I've begun working on my final HOORAH before I die. Not sure what possessed me to do this, or if anyone in the world besides myself is even willing to participate, but I started putting together my own website yesterday. Thankfully my computer came with a program for designing them or this project never would have materialized. I've got the basic layout done, just need to add the text and graphics. Also need to register my own domain name, which I'm hoping is really available. I checked and there were no other websites out there with that name already, but I know that doesn't necessarily mean it's available. Someone could have snatched it up already with plans to use it in the future. Holy crap, I may just have my own .com address soon!

The premise is simple...I just want to put a face on mental illness in hopes of helping to breakdown the stigma, discrimination and bigotries associated with it. I don't think most people realize that they probably come in contact with someone living with mental illness regularly, if not every day. I'm hoping my site will help show them that we're not all the stereotypical "crazy" person that's a danger to society. We're just normal, everyday people that happen to be sick.

I'll have people send me photographs of themselves, or loved ones that have been lost to mental illness. Then I'll post the photos, along with at least a minimum of information like location, what disorder(s) they have and what they do (or have done if disabled) for a living. If they want, they can certainly go into more detail and tell their story of what it's like living with such an illness. There will also be links to other mental health related websites and basic facts regarding mental illness like statistics on how prevalent it is and a description of the illnesses & their symptoms.

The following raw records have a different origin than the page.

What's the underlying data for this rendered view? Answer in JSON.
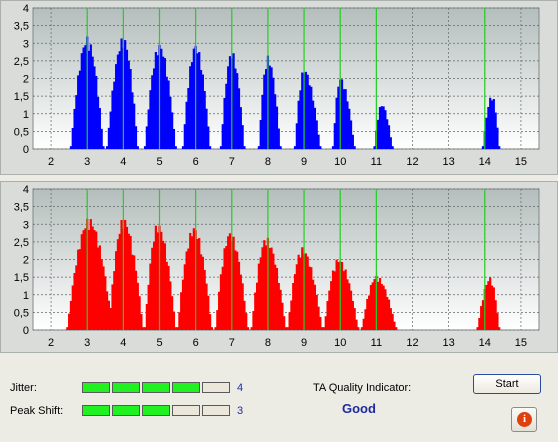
{
  "chart_data": [
    {
      "type": "bar",
      "title": "",
      "xlabel": "",
      "ylabel": "",
      "xlim": [
        1.5,
        15.5
      ],
      "ylim": [
        0,
        4
      ],
      "x_ticks": [
        "2",
        "3",
        "4",
        "5",
        "6",
        "7",
        "8",
        "9",
        "10",
        "11",
        "12",
        "13",
        "14",
        "15"
      ],
      "y_ticks": [
        "0",
        "0,5",
        "1",
        "1,5",
        "2",
        "2,5",
        "3",
        "3,5",
        "4"
      ],
      "grid": true,
      "bar_color": "#0000ff",
      "marker_lines_x": [
        3,
        4,
        5,
        6,
        7,
        8,
        9,
        10,
        11,
        14
      ],
      "marker_line_color": "#22d022",
      "peaks": [
        {
          "center": 3.0,
          "height": 3.2,
          "min": 2.55,
          "max": 3.45
        },
        {
          "center": 4.0,
          "height": 3.2,
          "min": 3.55,
          "max": 4.4
        },
        {
          "center": 5.0,
          "height": 3.0,
          "min": 4.6,
          "max": 5.45
        },
        {
          "center": 6.0,
          "height": 3.0,
          "min": 5.65,
          "max": 6.4
        },
        {
          "center": 7.0,
          "height": 2.8,
          "min": 6.7,
          "max": 7.35
        },
        {
          "center": 8.0,
          "height": 2.65,
          "min": 7.75,
          "max": 8.35
        },
        {
          "center": 9.0,
          "height": 2.3,
          "min": 8.75,
          "max": 9.45
        },
        {
          "center": 10.0,
          "height": 2.05,
          "min": 9.8,
          "max": 10.4
        },
        {
          "center": 11.15,
          "height": 1.3,
          "min": 10.95,
          "max": 11.45
        },
        {
          "center": 14.2,
          "height": 1.55,
          "min": 13.95,
          "max": 14.4
        }
      ]
    },
    {
      "type": "bar",
      "title": "",
      "xlabel": "",
      "ylabel": "",
      "xlim": [
        1.5,
        15.5
      ],
      "ylim": [
        0,
        4
      ],
      "x_ticks": [
        "2",
        "3",
        "4",
        "5",
        "6",
        "7",
        "8",
        "9",
        "10",
        "11",
        "12",
        "13",
        "14",
        "15"
      ],
      "y_ticks": [
        "0",
        "0,5",
        "1",
        "1,5",
        "2",
        "2,5",
        "3",
        "3,5",
        "4"
      ],
      "grid": true,
      "bar_color": "#ff0000",
      "marker_lines_x": [
        3,
        4,
        5,
        6,
        7,
        8,
        9,
        10,
        11,
        14
      ],
      "marker_line_color": "#22d022",
      "peaks": [
        {
          "center": 3.05,
          "height": 3.2,
          "min": 2.45,
          "max": 3.7
        },
        {
          "center": 4.0,
          "height": 3.2,
          "min": 3.6,
          "max": 4.55
        },
        {
          "center": 4.95,
          "height": 3.05,
          "min": 4.6,
          "max": 5.45
        },
        {
          "center": 5.95,
          "height": 2.95,
          "min": 5.5,
          "max": 6.45
        },
        {
          "center": 6.95,
          "height": 2.8,
          "min": 6.55,
          "max": 7.45
        },
        {
          "center": 7.95,
          "height": 2.65,
          "min": 7.55,
          "max": 8.5
        },
        {
          "center": 8.95,
          "height": 2.35,
          "min": 8.55,
          "max": 9.5
        },
        {
          "center": 9.95,
          "height": 2.05,
          "min": 9.55,
          "max": 10.5
        },
        {
          "center": 11.0,
          "height": 1.55,
          "min": 10.6,
          "max": 11.55
        },
        {
          "center": 14.15,
          "height": 1.5,
          "min": 13.8,
          "max": 14.4
        }
      ]
    }
  ],
  "jitter": {
    "label": "Jitter:",
    "level": 4,
    "max": 5,
    "value": "4"
  },
  "peak_shift": {
    "label": "Peak Shift:",
    "level": 3,
    "max": 5,
    "value": "3"
  },
  "ta_quality": {
    "label": "TA Quality Indicator:",
    "value": "Good"
  },
  "start_button": {
    "label": "Start"
  },
  "info_button": {
    "icon": "info-icon",
    "glyph": "i"
  }
}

I've started to put together a list of other websites I'll ask if they'll add a link to my site onto, and where to look for people that may be willing to add their photos so that I don't get this site up & running with only my own on it...though I have no problem with doing that. I can make up flyers and drop them off at the hospitals and mental health centers. I've got nothing but time right now.

Like I said, I have no idea if anyone else is even willing to join in. I'm only stepping forward to put my face out there in hopes of helping someone else. I currently have an "I don't give a shit" attitude towards letting people know I'm a nutcase, so it's not going to bother me. But I know many people will have reservations about doing it for fear of backlash from people like employers. Unfortunately, until we're willing to say hey, I'm sick and I refuse to be ashamed of it, the stigma will remain.

Leave it to me to make my last HOORAH a biggie. Setting myself up for failure again I guess. Least with this one, someone can take over once I'm gone and see that it gets done.

1 Comments:

Anonymous Anonymous said...

Sid,
I'm game. Let me know what you want/need and where to send it. Everyone already knows I'm a nutjob!!